For the Birds Radio Program: Wall Street Journal Article Distortions

Original Air Date: Dec. 31, 2002

The Wall Street Journal just posted a ridiculous article about bird-feeding.

Duration: 5′52″

Transcript

On December 27, 2002, the Wall Street Journal published a front-page article about the perils of bird feeding titled, “Crying Fowl: Feeding Wild Birds May Harm Them and Environment.” The article was rife with distortions and outright misrepresentations of facts. On my web page, www.lauraerickson.com, I post a paragraph by paragraph refutation of the piece.

But what is far more troubling is why the Wall Street Journal would publish such a lengthy fear-mongering piece on their front page, written by one of their own staff writers. Why the sudden desire to discredit bird feeding?

Bird feeding has been a beloved pastime for Americans at least since Thoreau and Emily Dickinson. Although bird feeding certainly has boosted the population of Black-capped Chickadees and possibly of the eastern population of Rufous Hummingbirds, it’s always been an activity more beneficial to people than to birds. Over the years, I’ve heard from hundreds of people recovering from chemotherapy and radiation treatments and convalescing after strokes who took deep solace and comfort and hope from watching the birds at their feeders.

Rachel Carson wrote, “There is symbolic as well as actual beauty in the migration of the birds… There is something infinitely healing in the repeated refrains of nature-the assurance that dawn comes after night, and spring after the winter.” For people who are bedridden or housebound, the only opportunities to experience those repeated refrains of nature often come at bird feeders. The opportunity to view a hummingbird or chickadee inches away, to see that amazing life force and loveliness at close range, is a blessing. The bond between humans and nature is growing ever more tenuous in our increasingly urbanized society. Bird feeders help maintain interest in birds, and help us notice when some species of birds are in trouble. Why does the Wall Street Journal want to discredit this?

The article focuses on disease outbreaks at feeders quite a bit. Although all of the large disease outbreaks I’ve heard of among birds have taken place in natural settings, such as when botulism erupts in small ponds and lakes, the article makes disease sound like a common problem at feeders. Every book advocating bird feeding that I know of has a section about keeping feeders clean and closing down feeding stations in the rare cases when a disease does occur, so the possibility of diseases being spread at a feeder is hardly news, much less front page news in a major national newspaper. In particular the Wall Street Journal article focuses on the conjunctivitis that has spread so virulently among House Finches in the eastern United States. The population has dropped 60% in the past decade, but that case is exceptional, even unique.

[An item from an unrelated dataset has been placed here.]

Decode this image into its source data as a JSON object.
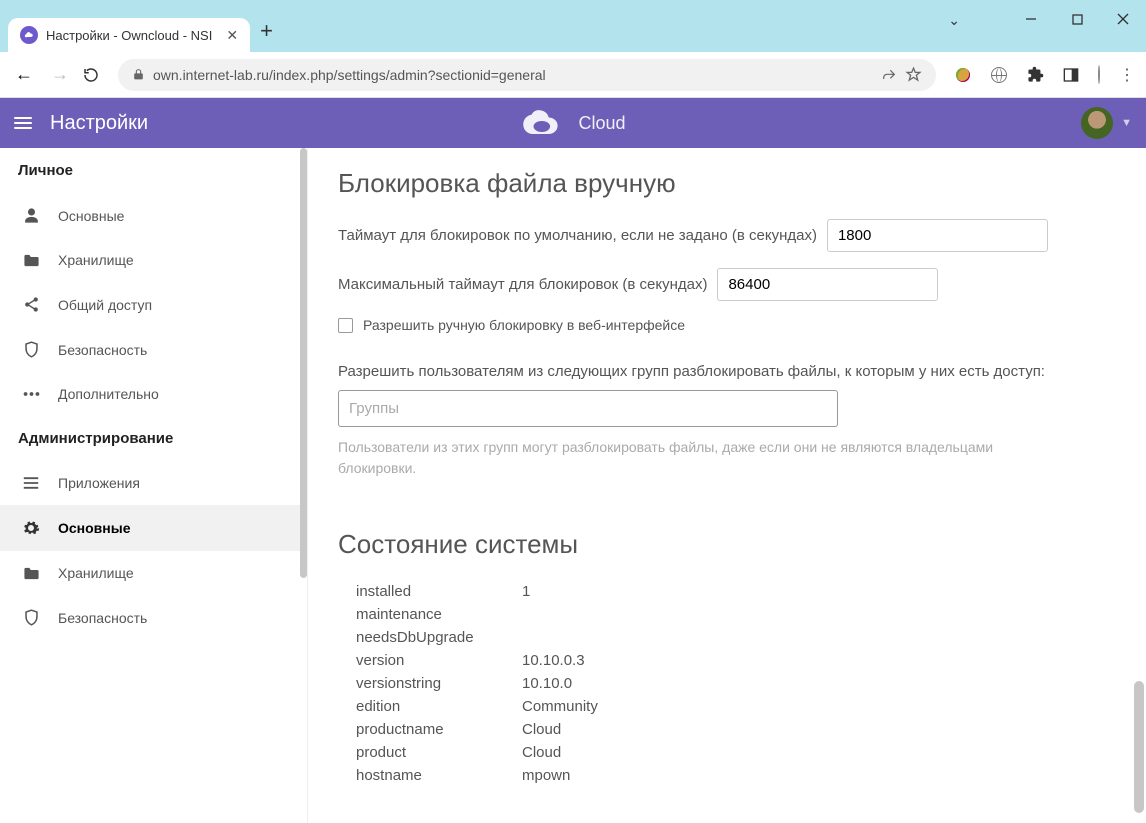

The total population of House Finches in the Eastern United States before the 1940s was zero—House Finches are native to the arid southwestern United States. Many were captured and sold as “Hollywood Finches” in eastern pet shops during the late 1800s and early 1900s, and during a US Fish and Wildlife Service raid on Long Island in the 40s, some pet shop owners tossed their finches out the window. From that small handful the entire eastern House Finch population arose, so there was very little genetic diversity. Although they were successful at first, when disease struck, the entire population turned out to be vulnerable. House Finches are a sociable species, gathering in tight flocks not only at feeders but everywhere else. So it didn’t take long to reduce their numbers. But blaming bird feeding is patently ridiculous. The bacterium itself is from domesticated turkeys, so the turkey industry could far more legitimately be blamed for the outbreak than bird feeding. Which again brings us to the question, why does the Wall Street Journal suddenly want to discredit bird feeding?

The only answer I can think of is because people who feed birds grow to love birds. And people who love birds notice and care when birds are in trouble. People who feed birds have a vested interest in the survival of birds, and so they care about habitat protection, pesticide reduction, and other issues involving birds. Of course a newspaper that took a leading role in the movement to discredit Rachel Carson in the 60s would want to limit the interest people take in a clean, natural world teeming with wildlife now. That’s why the Wall Street Journal wants to discredit bird feeding. And exactly as they did when trying to discredit Rachel Carson, they use sly misrepresentations and distortions of facts to make their case. Bird feeding is a legitimate use of wildlife, and those of us who love the birds in our backyards have every right to continue to feed birds, and enjoy them, and love them, and protect them. And that’s the truth.